Hallyu is a prime example of what can happen when the government gets behind home-grown pop culture. Korea’s Ministry of Culture, Sports, and Tourism has been investing heavily in popular culture in a bid to grow its cultural exports. In 2021, the budget allotted to the sector grew by 42.7% to hit $585 million with a significant part going into creating online content, including online concerts and for streaming platforms. However, the government started laying the ground for the Korean wave in 1994 when a report noted that Hollywood blockbuster Jurassic Park generated more revenue than the foreign sales of what was considered the pride of Korea: Hyundai cars. Soon after, Korea’s film and pop industry readjusted its compass, looking to Hollywood for inspiration. Today, Korean films inspire Hollywood and Bollywood remakes, and in 2020 Bong Joon Ho’s Parasite became the first non-English language film to win the Best Picture award in the history of the Academy Awards in addition to three other Oscars. The film made $257 million worldwide.

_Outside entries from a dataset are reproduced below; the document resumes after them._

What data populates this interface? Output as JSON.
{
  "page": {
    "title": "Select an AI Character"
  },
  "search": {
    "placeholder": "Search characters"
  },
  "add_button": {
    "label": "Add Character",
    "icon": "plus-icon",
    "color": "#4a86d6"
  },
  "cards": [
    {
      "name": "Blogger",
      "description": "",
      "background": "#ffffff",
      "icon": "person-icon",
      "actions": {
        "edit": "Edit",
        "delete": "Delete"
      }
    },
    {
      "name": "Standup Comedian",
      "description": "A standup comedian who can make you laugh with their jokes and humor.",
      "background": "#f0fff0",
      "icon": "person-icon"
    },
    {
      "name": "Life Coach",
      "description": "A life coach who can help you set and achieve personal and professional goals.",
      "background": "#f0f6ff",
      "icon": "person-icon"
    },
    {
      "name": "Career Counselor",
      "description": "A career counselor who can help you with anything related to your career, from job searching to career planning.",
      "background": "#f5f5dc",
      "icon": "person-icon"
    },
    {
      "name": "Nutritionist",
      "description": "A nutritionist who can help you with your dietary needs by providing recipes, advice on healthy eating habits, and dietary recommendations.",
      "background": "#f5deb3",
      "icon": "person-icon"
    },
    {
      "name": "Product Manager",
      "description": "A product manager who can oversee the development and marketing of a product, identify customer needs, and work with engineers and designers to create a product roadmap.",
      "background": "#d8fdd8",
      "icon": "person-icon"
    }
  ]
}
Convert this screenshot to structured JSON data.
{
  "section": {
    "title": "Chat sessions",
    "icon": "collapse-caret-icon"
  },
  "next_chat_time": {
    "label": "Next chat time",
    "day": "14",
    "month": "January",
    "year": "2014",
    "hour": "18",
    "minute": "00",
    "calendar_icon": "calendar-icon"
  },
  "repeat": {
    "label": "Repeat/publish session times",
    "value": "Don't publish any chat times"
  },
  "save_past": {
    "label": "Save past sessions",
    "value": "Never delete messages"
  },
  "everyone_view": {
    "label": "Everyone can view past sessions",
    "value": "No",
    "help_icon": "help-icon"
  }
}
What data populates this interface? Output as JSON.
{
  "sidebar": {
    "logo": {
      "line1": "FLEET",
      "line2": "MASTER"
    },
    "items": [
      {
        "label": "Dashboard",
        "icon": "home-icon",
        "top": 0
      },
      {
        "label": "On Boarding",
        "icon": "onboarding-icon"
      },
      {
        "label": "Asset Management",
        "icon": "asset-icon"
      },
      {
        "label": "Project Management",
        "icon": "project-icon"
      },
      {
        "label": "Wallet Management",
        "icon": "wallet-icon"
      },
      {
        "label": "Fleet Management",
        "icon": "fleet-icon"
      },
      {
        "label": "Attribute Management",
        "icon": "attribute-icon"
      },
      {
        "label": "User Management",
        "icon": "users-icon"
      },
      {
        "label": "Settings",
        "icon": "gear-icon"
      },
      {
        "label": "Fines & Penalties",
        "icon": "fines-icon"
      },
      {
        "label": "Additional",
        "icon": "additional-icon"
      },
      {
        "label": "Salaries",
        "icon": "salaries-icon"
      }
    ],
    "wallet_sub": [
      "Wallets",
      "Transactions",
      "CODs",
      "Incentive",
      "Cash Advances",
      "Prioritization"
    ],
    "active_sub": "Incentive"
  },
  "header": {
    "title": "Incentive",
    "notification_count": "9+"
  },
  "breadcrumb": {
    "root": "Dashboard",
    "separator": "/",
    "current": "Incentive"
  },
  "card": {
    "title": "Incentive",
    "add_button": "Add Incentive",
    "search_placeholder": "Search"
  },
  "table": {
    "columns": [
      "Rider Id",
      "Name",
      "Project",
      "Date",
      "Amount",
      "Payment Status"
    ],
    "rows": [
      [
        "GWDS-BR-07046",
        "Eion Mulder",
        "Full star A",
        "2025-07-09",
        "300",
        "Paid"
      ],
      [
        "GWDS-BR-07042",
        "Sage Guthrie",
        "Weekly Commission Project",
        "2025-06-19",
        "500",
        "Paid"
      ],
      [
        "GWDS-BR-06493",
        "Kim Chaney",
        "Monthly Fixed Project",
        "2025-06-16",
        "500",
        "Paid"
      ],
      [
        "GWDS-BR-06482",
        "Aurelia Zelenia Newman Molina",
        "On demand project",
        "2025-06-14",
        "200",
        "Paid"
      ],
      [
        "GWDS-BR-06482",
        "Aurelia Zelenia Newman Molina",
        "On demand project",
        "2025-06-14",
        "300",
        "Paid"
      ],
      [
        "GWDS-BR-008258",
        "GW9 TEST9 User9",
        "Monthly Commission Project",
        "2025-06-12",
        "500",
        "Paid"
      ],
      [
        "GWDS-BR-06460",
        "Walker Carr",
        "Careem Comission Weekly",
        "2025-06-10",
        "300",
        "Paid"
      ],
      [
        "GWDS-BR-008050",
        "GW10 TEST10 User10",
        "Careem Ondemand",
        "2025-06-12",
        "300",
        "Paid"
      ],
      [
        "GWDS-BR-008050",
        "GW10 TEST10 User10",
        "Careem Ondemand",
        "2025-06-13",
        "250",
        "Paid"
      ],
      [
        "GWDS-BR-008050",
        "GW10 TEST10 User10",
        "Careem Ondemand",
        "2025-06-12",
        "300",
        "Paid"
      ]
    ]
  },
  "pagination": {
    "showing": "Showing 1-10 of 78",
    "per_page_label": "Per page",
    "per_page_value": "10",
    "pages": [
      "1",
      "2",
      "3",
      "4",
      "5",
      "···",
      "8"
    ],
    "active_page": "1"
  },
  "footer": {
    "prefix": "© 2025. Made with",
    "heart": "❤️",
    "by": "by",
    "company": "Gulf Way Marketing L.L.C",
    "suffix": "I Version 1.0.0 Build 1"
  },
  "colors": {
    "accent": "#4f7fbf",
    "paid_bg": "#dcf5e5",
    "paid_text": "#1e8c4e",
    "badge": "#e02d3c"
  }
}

Government support is part of Korea’s strategy to build international influence through its culture. A prime example of this cultural diplomacy was in 2018, when 160 K-Pop singers, including girl-group Red Velvet, flew to the North Korean capital Pyongyang to perform before the country’s leader Kim Jong-un. While it was widely believed that the performances broke the ice between the rivals, the mercurial leader backtracked this year, calling K-Pop a ‘vicious cancer’ that was corrupting young North Koreans.

Despite its detractors, success has been coming hard and fast to the Korean wave. The current K-Drama streaming conquest is taking place almost exactly a year after Big Hit, the company behind BTS, created waves on the country’s stock exchange after it went public in October 2020. The public offering became Korea’s largest in three years and the listing was a thousand times oversubscribed. Everyone wants a piece of the Korean wave.